Is it possible to discern whether you’re bisexual or pansexual? I know that I’m attracted to both traditional genders, but when I think about it truly, if I really loved someone I don’t think that gender would be an obstacle whether s/he was pre/post op, or whatever. I know labels aren’t important and blah blah blah, but I feel like it’s important to who I am.

I just want to be able to identify myself as one or the other. I wish my sexuality could just fit into a neat little box and I could call it what it is. Any guidance?

-Confuzzled

I am watching in horror as you unwittingly wander onto a minefield.

Read this now. No, I’m completely serious: click on the link, read the entire webpage, and when you’re done, read it again for good measure. And that goes for everyone, not just the letter writer. Yes, you. Yes, it’s that important. You’re probably not gonna understand the rest of what I say if you don’t, so go on and get it over with.

The label “bisexual” does not, in any manner, mean “someone who does not have romantic and/or sexual relationships with trans* or genderqueer people.” So, dear Confuzzled, that answers that. Blogger ChristineLeeM characterizes bisexuality as loving people of genders similar to and dissimilar to oneself, while she defines pansexuality as being gender-blind in one’s love. These inoffensive denotations might help you in better defining your personal sexual identity.

As for the larger issue, I’m sure you’re now realizing that this is a Big’ Ol’ Damn Deal in the non-monosexual community. I won’t bother to repeat anything that’s already been said on this vicious, biphobic myth surrounding the “bisexual” label and those who use it. (…although I can’t help but give a shout-out to blogger Even Aud’s recent post on the topic: “Your need for purity, for a Bi-free zone, the need to have a sexuality that you can crap on to make yourself look good, does not concern me.” Heh.) But I will ask you all to join me in pledging the following whenever this topic re-rears it’s particularly ugly head…

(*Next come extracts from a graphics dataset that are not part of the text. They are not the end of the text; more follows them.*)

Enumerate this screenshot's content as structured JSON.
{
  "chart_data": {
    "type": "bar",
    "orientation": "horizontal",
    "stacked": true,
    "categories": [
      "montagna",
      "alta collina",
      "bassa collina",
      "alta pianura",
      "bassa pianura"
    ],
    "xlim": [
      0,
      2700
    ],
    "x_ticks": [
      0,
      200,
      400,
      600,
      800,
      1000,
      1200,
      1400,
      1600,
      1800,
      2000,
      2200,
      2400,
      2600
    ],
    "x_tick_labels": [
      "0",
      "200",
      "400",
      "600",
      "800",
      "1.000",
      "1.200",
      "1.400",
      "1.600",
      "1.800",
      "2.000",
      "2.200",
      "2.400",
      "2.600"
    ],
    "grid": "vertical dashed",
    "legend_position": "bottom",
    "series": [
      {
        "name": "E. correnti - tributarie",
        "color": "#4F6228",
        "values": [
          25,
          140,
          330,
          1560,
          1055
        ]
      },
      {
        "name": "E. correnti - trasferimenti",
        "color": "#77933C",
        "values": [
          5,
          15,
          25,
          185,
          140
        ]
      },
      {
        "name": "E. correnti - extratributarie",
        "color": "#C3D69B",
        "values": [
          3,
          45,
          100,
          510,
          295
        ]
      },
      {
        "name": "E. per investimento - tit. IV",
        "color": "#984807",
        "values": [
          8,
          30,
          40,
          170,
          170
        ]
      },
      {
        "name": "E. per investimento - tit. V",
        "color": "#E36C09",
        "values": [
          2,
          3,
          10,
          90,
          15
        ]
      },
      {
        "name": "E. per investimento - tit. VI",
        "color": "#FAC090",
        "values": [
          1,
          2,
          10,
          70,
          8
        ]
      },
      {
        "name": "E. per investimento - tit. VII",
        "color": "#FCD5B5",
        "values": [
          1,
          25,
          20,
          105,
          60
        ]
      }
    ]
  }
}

We’re not going to do this. We’re not going to turn on each other. We’re not going to let anyone pit us against the trans* community. We’re not getting suckered into making fools of ourselves by putting on a petty, pedantic in-fighting show. And we’re not going to accept anything less than mutual respect and solidarity from ourselves.

© 2013 Tiggy Upland. Tiggy Upland reserves the right to use all submitted queries anonymously, in any medium.